Skipping silver entirely. Going directly from bronze to gold is tempting for simple pipelines, but it means your gold models contain both cleaning logic and business logic. When a deduplication bug appears, you have to modify gold models that are also used by dashboards. Keeping silver as a separate layer gives you a clean place to fix data quality issues without touching business metric definitions.
Naming Conventions That Scale
Consistent naming prevents confusion as your medallion architecture grows from ten models to two hundred. Use a prefix that identifies the layer: bronze tables start with raw_, silver tables start with silver_ or stg_ for staging, and gold tables use business domain prefixes like fct_ for facts and dim_ for dimensions. This convention lets anyone looking at a query immediately know which layer they are reading from.
Column naming follows a similar pattern. Bronze columns match the source system exactly — do not rename anything. Silver columns use snake_case with clear, unambiguous names: customer_id, not cust_id or CustomerID. Gold columns use business language: gross_revenue, not amt_gross. Suffixes like _at for timestamps, _id for identifiers, and _count for aggregations make columns self-documenting.
When to Bend the Rules
The medallion architecture is a framework, not a religion. There are legitimate cases where strict three-layer adherence creates more problems than it solves. Real-time dashboards that need sub-minute latency may read directly from a streaming silver table without waiting for a gold aggregation. Exploratory data science workloads may query silver directly because the gold layer does not expose the granularity they need. These exceptions are fine as long as they are documented and the team understands why the exception exists.
The danger is when exceptions become the norm. If half your dashboards read from silver, you do not have a gold layer problem — you have a gold layer gap.
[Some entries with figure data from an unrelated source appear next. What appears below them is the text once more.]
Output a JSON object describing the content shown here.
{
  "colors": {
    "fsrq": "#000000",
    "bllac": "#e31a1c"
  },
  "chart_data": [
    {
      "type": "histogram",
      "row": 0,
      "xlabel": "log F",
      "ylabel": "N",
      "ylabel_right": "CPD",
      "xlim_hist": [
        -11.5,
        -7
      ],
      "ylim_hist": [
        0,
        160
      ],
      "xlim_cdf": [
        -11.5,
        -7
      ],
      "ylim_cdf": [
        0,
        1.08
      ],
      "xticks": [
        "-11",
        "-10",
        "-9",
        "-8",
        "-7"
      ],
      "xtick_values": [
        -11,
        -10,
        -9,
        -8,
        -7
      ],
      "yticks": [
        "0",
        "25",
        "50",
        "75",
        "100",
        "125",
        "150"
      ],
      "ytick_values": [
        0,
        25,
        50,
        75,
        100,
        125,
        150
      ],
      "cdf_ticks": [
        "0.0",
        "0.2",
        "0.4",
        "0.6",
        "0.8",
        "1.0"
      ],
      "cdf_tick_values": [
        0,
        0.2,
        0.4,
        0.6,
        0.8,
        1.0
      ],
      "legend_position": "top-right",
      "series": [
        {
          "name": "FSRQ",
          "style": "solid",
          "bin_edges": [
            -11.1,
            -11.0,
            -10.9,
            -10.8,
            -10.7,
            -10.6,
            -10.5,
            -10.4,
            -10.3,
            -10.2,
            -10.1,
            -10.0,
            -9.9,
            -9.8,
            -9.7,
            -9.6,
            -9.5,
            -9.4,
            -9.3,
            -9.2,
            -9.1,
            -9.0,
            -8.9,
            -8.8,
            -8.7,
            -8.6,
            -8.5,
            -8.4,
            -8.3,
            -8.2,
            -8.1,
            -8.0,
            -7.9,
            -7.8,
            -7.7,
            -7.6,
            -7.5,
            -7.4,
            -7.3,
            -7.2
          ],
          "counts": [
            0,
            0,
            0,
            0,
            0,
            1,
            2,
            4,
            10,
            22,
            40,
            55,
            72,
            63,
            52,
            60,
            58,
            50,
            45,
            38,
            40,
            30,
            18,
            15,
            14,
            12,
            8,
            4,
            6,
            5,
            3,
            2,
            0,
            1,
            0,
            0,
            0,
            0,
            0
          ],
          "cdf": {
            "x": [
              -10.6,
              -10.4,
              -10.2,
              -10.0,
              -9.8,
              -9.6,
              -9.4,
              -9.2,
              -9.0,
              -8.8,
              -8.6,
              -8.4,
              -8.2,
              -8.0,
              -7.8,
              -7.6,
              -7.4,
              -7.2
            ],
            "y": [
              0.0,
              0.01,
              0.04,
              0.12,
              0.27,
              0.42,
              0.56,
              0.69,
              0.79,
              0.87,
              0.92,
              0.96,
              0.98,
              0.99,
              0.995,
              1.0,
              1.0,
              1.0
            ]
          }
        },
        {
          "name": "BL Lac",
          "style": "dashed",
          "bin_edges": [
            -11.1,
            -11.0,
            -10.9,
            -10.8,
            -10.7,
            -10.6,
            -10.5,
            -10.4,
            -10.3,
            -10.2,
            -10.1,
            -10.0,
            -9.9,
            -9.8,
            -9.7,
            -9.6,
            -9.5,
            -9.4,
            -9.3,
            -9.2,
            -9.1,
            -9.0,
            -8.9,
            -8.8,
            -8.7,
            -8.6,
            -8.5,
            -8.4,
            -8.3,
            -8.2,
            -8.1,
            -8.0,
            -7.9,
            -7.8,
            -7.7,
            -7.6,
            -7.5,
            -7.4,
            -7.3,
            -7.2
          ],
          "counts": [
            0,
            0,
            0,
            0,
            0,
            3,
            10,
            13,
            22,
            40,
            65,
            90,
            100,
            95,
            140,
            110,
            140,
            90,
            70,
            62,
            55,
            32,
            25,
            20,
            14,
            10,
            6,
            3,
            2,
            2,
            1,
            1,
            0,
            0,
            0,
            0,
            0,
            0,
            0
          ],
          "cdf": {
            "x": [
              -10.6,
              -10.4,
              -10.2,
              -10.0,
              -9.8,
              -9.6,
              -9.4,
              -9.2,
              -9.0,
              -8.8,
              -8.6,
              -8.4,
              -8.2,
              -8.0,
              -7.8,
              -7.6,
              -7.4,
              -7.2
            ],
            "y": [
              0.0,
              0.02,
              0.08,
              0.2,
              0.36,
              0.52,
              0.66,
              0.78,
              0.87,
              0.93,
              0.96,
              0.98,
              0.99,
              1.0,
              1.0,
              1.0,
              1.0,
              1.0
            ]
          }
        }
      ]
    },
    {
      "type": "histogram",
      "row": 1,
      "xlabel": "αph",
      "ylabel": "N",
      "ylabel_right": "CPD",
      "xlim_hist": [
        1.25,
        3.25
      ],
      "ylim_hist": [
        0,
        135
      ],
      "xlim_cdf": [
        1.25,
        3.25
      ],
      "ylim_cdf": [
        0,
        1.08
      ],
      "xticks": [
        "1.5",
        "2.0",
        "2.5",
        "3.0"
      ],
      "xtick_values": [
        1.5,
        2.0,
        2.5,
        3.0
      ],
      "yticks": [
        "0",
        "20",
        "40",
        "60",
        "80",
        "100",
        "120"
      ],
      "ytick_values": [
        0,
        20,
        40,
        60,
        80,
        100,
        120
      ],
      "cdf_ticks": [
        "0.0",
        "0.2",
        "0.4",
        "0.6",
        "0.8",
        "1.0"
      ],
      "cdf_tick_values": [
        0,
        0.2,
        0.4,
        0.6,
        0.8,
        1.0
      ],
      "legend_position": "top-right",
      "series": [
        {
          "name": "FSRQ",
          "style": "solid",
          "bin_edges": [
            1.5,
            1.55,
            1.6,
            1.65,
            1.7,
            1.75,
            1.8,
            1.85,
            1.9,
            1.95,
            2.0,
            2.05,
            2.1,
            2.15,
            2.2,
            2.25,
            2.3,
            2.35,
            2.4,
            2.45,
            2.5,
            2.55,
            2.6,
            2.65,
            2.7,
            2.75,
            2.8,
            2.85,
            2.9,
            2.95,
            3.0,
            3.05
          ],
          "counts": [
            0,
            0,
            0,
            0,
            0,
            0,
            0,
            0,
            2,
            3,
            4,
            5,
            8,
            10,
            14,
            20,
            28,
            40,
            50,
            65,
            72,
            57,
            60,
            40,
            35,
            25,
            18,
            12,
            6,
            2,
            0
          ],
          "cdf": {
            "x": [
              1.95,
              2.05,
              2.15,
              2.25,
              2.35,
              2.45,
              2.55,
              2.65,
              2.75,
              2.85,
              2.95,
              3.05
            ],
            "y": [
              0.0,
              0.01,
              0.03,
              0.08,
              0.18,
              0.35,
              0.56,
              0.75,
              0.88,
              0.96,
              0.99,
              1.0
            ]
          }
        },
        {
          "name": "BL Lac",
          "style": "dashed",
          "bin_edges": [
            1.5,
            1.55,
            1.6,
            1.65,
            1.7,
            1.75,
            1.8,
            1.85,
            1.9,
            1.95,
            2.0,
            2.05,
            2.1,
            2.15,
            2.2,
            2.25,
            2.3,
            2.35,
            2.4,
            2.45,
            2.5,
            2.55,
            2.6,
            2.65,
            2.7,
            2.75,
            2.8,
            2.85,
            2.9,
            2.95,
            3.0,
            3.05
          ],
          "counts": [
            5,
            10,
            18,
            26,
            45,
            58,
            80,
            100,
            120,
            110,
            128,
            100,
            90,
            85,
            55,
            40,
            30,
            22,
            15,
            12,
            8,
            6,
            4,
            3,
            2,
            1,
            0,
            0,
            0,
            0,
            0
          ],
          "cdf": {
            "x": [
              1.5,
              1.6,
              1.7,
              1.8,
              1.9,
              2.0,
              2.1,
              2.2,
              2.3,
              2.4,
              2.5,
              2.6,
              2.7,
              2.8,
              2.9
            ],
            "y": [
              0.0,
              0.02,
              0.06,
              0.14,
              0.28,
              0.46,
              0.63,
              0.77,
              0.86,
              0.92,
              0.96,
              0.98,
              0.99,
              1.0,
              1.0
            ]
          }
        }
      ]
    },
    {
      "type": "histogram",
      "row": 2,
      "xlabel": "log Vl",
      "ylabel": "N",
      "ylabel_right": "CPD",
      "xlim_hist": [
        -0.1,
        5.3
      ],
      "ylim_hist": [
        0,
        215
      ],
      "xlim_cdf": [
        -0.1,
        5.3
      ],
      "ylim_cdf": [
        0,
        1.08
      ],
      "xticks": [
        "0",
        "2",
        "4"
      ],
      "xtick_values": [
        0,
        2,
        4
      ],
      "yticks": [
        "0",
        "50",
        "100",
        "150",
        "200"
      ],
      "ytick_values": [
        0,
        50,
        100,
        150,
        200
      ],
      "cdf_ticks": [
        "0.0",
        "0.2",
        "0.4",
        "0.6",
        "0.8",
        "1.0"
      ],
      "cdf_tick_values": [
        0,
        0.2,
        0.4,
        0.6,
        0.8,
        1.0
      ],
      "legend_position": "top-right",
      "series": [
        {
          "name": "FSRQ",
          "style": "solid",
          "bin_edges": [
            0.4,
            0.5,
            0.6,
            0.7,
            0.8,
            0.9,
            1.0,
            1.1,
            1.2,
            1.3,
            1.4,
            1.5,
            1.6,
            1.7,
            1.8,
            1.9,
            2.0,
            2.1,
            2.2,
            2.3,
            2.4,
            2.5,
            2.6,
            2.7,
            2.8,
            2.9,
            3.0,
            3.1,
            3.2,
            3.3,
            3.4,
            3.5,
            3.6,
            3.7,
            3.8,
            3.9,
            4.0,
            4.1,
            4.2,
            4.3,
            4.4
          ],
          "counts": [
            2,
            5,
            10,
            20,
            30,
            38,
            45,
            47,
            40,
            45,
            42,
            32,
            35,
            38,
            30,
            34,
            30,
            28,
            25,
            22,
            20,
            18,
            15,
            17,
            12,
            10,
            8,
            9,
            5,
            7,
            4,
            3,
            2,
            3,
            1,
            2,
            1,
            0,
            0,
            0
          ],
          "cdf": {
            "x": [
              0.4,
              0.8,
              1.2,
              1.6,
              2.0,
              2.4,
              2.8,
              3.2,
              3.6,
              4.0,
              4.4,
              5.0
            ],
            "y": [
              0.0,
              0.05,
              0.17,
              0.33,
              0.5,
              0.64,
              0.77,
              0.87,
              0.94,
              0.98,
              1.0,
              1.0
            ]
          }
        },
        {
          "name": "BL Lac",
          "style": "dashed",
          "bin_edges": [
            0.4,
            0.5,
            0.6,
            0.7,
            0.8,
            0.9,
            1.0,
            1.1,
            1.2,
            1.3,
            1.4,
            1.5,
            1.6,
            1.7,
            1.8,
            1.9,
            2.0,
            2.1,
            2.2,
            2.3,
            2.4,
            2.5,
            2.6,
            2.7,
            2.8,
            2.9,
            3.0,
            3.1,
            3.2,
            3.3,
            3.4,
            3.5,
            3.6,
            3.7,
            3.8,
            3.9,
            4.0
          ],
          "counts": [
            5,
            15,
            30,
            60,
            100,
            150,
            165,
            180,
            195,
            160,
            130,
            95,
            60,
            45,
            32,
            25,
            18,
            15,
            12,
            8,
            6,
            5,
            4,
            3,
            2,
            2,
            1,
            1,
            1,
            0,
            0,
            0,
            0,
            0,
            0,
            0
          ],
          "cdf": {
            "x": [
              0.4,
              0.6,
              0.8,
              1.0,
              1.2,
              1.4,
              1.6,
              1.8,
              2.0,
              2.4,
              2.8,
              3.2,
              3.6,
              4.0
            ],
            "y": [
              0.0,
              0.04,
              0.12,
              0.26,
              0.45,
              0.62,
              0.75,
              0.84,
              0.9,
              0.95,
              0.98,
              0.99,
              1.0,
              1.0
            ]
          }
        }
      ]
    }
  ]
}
Fix it by building the gold models those dashboards need, then migrate the dashboards to use gold. Every exception should have an expiration date or a ticket to resolve it.
Measuring Architecture Health
Track three metrics to assess whether your medallion architecture is healthy. First, layer violation count: how many gold models reference bronze directly? This should be zero. Use dbt's graph operations to detect cross-layer references in CI. Second, test coverage by layer: what percentage of silver models have primary key uniqueness tests? What percentage of gold models have freshness checks? Target 100 percent for silver primary keys and 90 percent for gold freshness. Third, model count ratio: a healthy architecture has roughly two to three times more gold models than silver models, because multiple business questions draw from the same cleaned entities. If your silver layer has more models than gold, you may be doing business segmentation in the wrong layer.
Start with the simplest possible implementation: one bronze table per source, one silver model per entity, one gold model per business question. Resist the temptation to over-engineer. A working three-layer architecture with ten models is better than a theoretical fifteen-layer framework that never ships.